Armando Semeghini, o grande "goltipar" do Oeste F. C.

da cidade ficou sombrio e triste por muito tempo. Depois vinha o José (José Semeghini Neto), principal encarregado da Máquina de Café fundada pelo Sr. Angelo.,. Ao José seguiu-se o incrível Armando, “italianaccio” loiro, olhos claros, moço de uma vitalidade fantástica, foi goleiro do Oeste, numa se suas melhores fases; Como ia treinar com sua ruidosa Baratinha, o primeiro “coupé” da Ford, ele ganhou o apelido de Baratinha, o que contrastava enormemente com seu tipo físico avantajado e seu jeito másculo de portar-se. Em toda minha vida nunca vi um goleiro tão corajoso como o Armando, voava nos pés do atacante sem medo e sem recuo. Armando foi, dos Semeghini do lado de baixo do rio, o que teve maior e ruidosa participação nas lidas políticas quentíssimas da Itápolis dos anos que iam de 1945 até 1955. Armando brigava, Armando discutia em altos brados, Armando ia aos comícios dos adversários e vaiava. Este foi o Armando que marcou sua passagem na nossa cidade.  Depois do irrequieto filho de Dona Ida, vinha a afável, doce e discreta Albina, que viveu grande parte da vida na fazenda. E mais uma moça se seguiu a ela, a Angelina, por todos conhecida como Nena, uma das moças mais bonitas daquela Itápolis. Bonita e simpática, Nena casou-se com o Célio Mendonça, moço de outra família numerosa e participante da vida de nosso município. Farmacêutico como o pai e como seu irmão Geraldo, Célio foi nosso professor de Química no curso colegial do Valentim Gentil; e o Célio e a Nena frutificaram e de sua filha Célia, casada com um itapolitano maravilhoso, o Dr. Valentim Gentil, o nosso Tim, nasceu o Lucas, esta riqueza humana que traz brilho  à nossa terra.

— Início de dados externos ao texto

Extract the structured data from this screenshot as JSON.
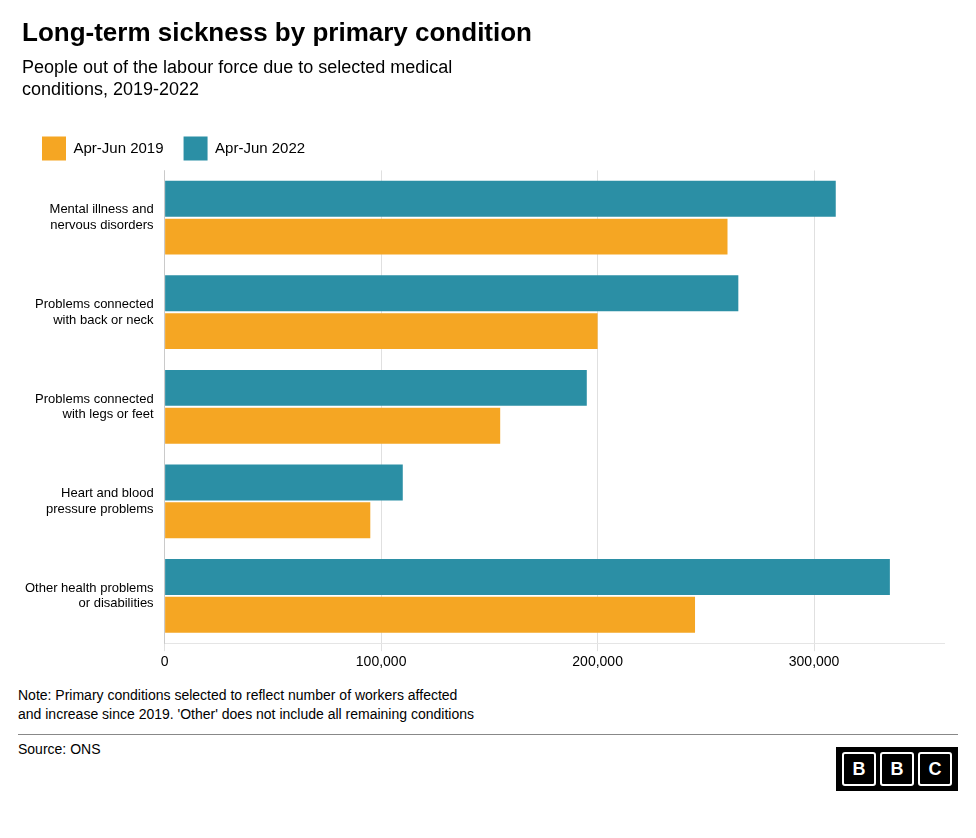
{
  "chart_data": {
    "type": "bar",
    "orientation": "horizontal",
    "title": "Long-term sickness by primary condition",
    "subtitle": "People out of the labour force due to selected medical\nconditions, 2019-2022",
    "categories": [
      "Mental illness and\nnervous disorders",
      "Problems connected\nwith back or neck",
      "Problems connected\nwith legs or feet",
      "Heart and blood\npressure problems",
      "Other health problems\nor disabilities"
    ],
    "series": [
      {
        "name": "Apr-Jun 2022",
        "color": "#2B8FA5",
        "values": [
          310000,
          265000,
          195000,
          110000,
          335000
        ]
      },
      {
        "name": "Apr-Jun 2019",
        "color": "#F5A623",
        "values": [
          260000,
          200000,
          155000,
          95000,
          245000
        ]
      }
    ],
    "xlim": [
      0,
      360000
    ],
    "xticks": [
      0,
      {
        "value": 100000,
        "label": "100,000"
      },
      {
        "value": 200000,
        "label": "200,000"
      },
      {
        "value": 300000,
        "label": "300,000"
      }
    ],
    "grid": true,
    "legend": "upper left",
    "note": "Note: Primary conditions selected to reflect number of workers affected\nand increase since 2019. 'Other' does not include all remaining conditions",
    "source": "Source: ONS",
    "logo": "BBC"
  }
}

Depois da Nena, Dona Ida e sêo Angelo nos deram um dos jovens mais simpáticos e queridos daquele tempo, no nosso bairro e depois em toda cidade: o Antonio Aparecido, conhecido como Tony. Era o xodó de nossas mães, estudava fora e quando chegava de férias, enchia de alegria as nossas casas com sua presença carismática. Tony jogava basquete, Tony passava em tudo quanto é concurso, Tony era um acontecimento naquela Itápolis. Casou-se com a sancarlense Haydée Pozzi, professora de Educação Física do Valentim Gentil e hoje vive na gostosa São Carlos, lúcido e ativo em seus 84 anos, curtindo a família e as lembranças que lhe são claras ao lado da Haydée, da Norma e da Laís.

O mais novo da família, meu contemporâneo de Escola Normal, tinha o apelido de Canoa. Por que isto? Seu nome era Luís Nicanor Semeghini, moço decidido, trabalhador desde menino, casou-se com a moça mais encantadora da cidade, naquela época, a jovem Nair Fiani, irmã de outra lindeza, a Nadir. Na época de seu casamento eu me despedia da minha terra, pra ir buscar a universidade. E foi com enorme tristeza que recebi a notícia , em carta de minha mãe, dando conta que meu colega Nicanor nos tinha deixado, viajando “antes do combinado”, como costuma dizer o Boldrin.

Ainda vai ter mais dos Semeghini, podem esperar. Porque Semeghini lembra Brunelli, lembra Gentil, lembra Micheletti, lembra tantas famílias! O problema é saber costurá-las neste tecido humano gigantesco de nossas lembranças itapolenses!